The point it wholly misconceived, however, because the Tribunal found that, on the Monday following his dismissal, the Respondent visited his general practitioner in a state of shock and depression brought about by his dismissal. He was prescribed tranquillizers, although he had never before required or been prescribed such drugs and he was still taking them at the date of the hearing. Moreover, the Tribunal found as fact that the Respondent would have continued to do his job but for his dismissal. It is clear that there was a causal relationship between the dismissal and Respondent's incapacity after his dismissal. It was, therefore, appropriate for a compensatory award to be made.
The only remaining question is whether or not the period of the compensatory award should have been terminated at a date before the hearing in June 1993. That issue was canvassed and the point about the Respondent being unfit to work since the date of his dismissal was expressly put to the Tribunal, who rejected it because the Respodent sais that he had not been able to work due to a combination of his current state of nerves, depression and his one lung; he stressed that he would have carried on his job if he had not been dismissed. It was open to the Tribunal, therefore, to conclude that the Respondent had continued to be incapacitated because of his dismissal up to the date of the hearing. No question of failure to mitigate his damage arose on that finding and the Respondent was entitled to a compensatory award up to the date of the hearing.

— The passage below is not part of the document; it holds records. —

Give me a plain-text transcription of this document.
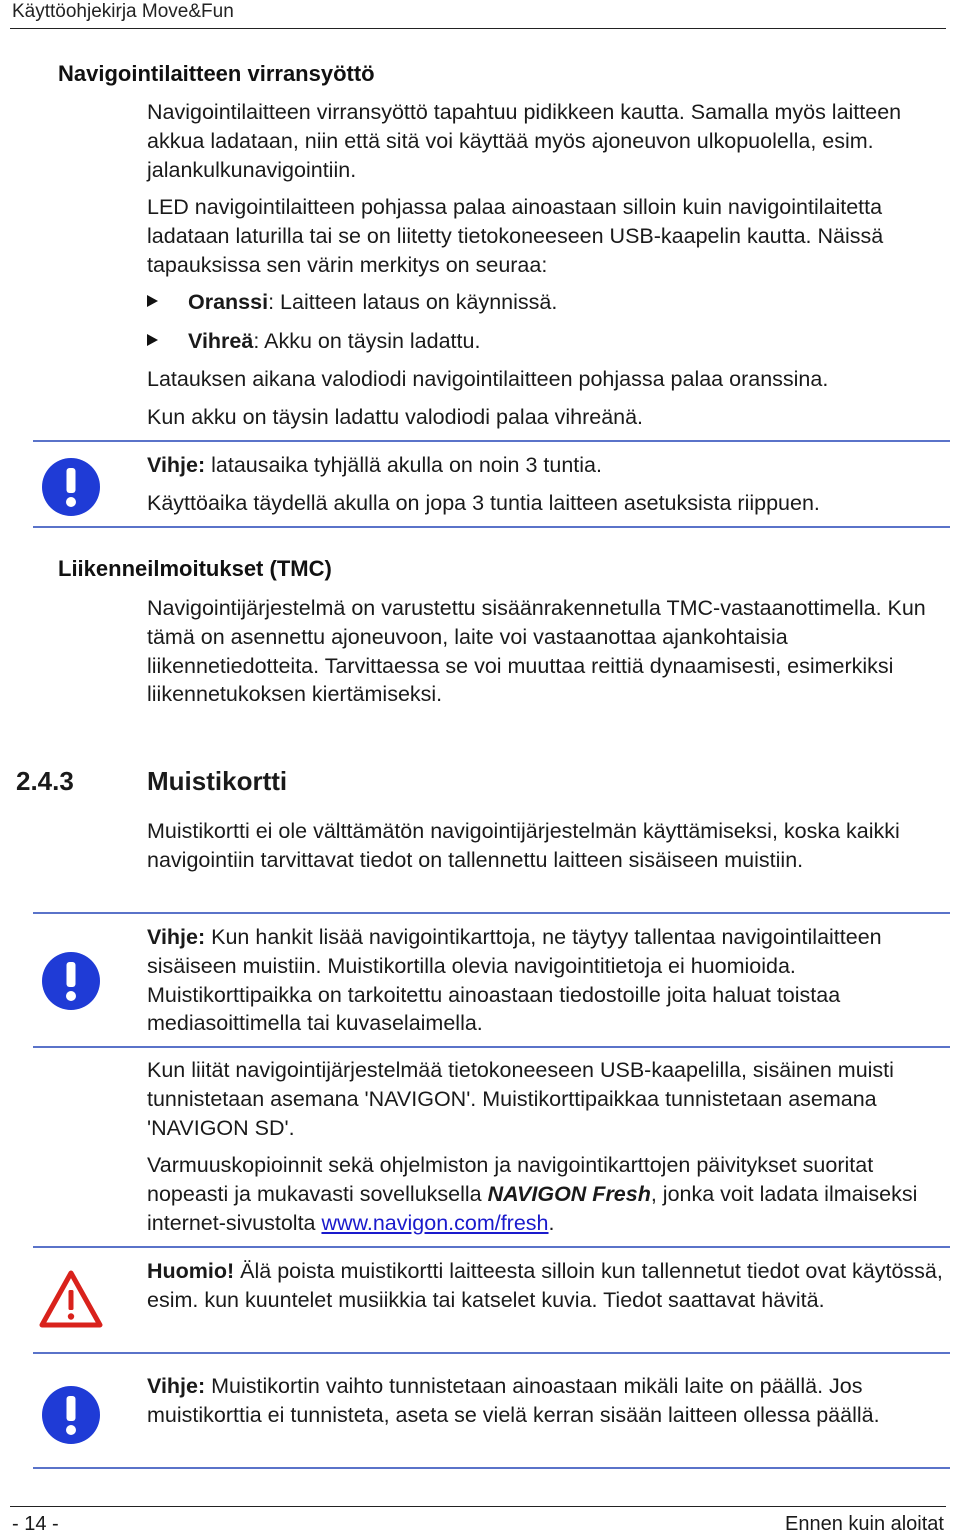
Käyttöohjekirja Move&Fun
Navigointilaitteen virransyöttö
Navigointilaitteen virransyöttö tapahtuu pidikkeen kautta. Samalla myös laitteen akkua ladataan, niin että sitä voi käyttää myös ajoneuvon ulkopuolella, esim. jalankulkunavigointiin.
LED navigointilaitteen pohjassa palaa ainoastaan silloin kuin navigointilaitetta ladataan laturilla tai se on liitetty tietokoneeseen USB-kaapelin kautta. Näissä tapauksissa sen värin merkitys on seuraa:
Oranssi: Laitteen lataus on käynnissä.
Vihreä: Akku on täysin ladattu.
Latauksen aikana valodiodi navigointilaitteen pohjassa palaa oranssina.
Kun akku on täysin ladattu valodiodi palaa vihreänä.
Vihje: latausaika tyhjällä akulla on noin 3 tuntia.
Käyttöaika täydellä akulla on jopa 3 tuntia laitteen asetuksista riippuen.
Liikenneilmoitukset (TMC)
Navigointijärjestelmä on varustettu sisäänrakennetulla TMC-vastaanottimella. Kun tämä on asennettu ajoneuvoon, laite voi vastaanottaa ajankohtaisia liikennetiedotteita. Tarvittaessa se voi muuttaa reittiä dynaamisesti, esimerkiksi liikennetukoksen kiertämiseksi.
2.4.3	Muistikortti
Muistikortti ei ole välttämätön navigointijärjestelmän käyttämiseksi, koska kaikki navigointiin tarvittavat tiedot on tallennettu laitteen sisäiseen muistiin.
Vihje: Kun hankit lisää navigointikarttoja, ne täytyy tallentaa navigointilaitteen sisäiseen muistiin. Muistikortilla olevia navigointitietoja ei huomioida. Muistikorttipaikka on tarkoitettu ainoastaan tiedostoille joita haluat toistaa mediasoittimella tai kuvaselaimella.
Kun liität navigointijärjestelmää tietokoneeseen USB-kaapelilla, sisäinen muisti tunnistetaan asemana 'NAVIGON'. Muistikorttipaikkaa tunnistetaan asemana 'NAVIGON SD'.
Varmuuskopioinnit sekä ohjelmiston ja navigointikarttojen päivitykset suoritat nopeasti ja mukavasti sovelluksella NAVIGON Fresh, jonka voit ladata ilmaiseksi internet-sivustolta www.navigon.com/fresh.
Huomio! Älä poista muistikortti laitteesta silloin kun tallennetut tiedot ovat käytössä, esim. kun kuuntelet musiikkia tai katselet kuvia. Tiedot saattavat hävitä.
Vihje: Muistikortin vaihto tunnistetaan ainoastaan mikäli laite on päällä. Jos muistikorttia ei tunnisteta, aseta se vielä kerran sisään laitteen ollessa päällä.
- 14 -	Ennen kuin aloitat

The other point made or suggested by the Appellants is that the Tribunal failed to take into account the question whether or not the Respondent would or might have been dismissed fairly on the ground of ill health or incapacity after a comparatively short time, that is, a comparatively short time after October 1991 and before the date of hearing. However, it is abundantly clear from paragraphs 6 and 7 of the statement of reasons, that the question of possible later dismissal was in the forefront of the minds of the Tribunal. They terminated the compensatory award at the date of hearing before them and refused to award any sum in respect of loss of future earnings or pension loss. The only faint suggestion that can be made, therefore, is that, by some curious omission, they failed to have in mind the question of dismissal on the ground of ill health or incapacity before the hearing, although they had it fully in mind in considering the future.
In our judgment such an allegation is quite unsustainable. There was evidence before the Tribunal to justify an award up to the date of the hearing below. Matters of assessment of this kind are always difficult and Industrial Tribunals have to do the best that they can on the evidence before them. The Respondent was representing himself and understandably, therefore, was not armed with any medical evidence. We can see no justification as a matter of law for interfering with the award made by the Industrial Tribunal and that appeal must also be dismissed.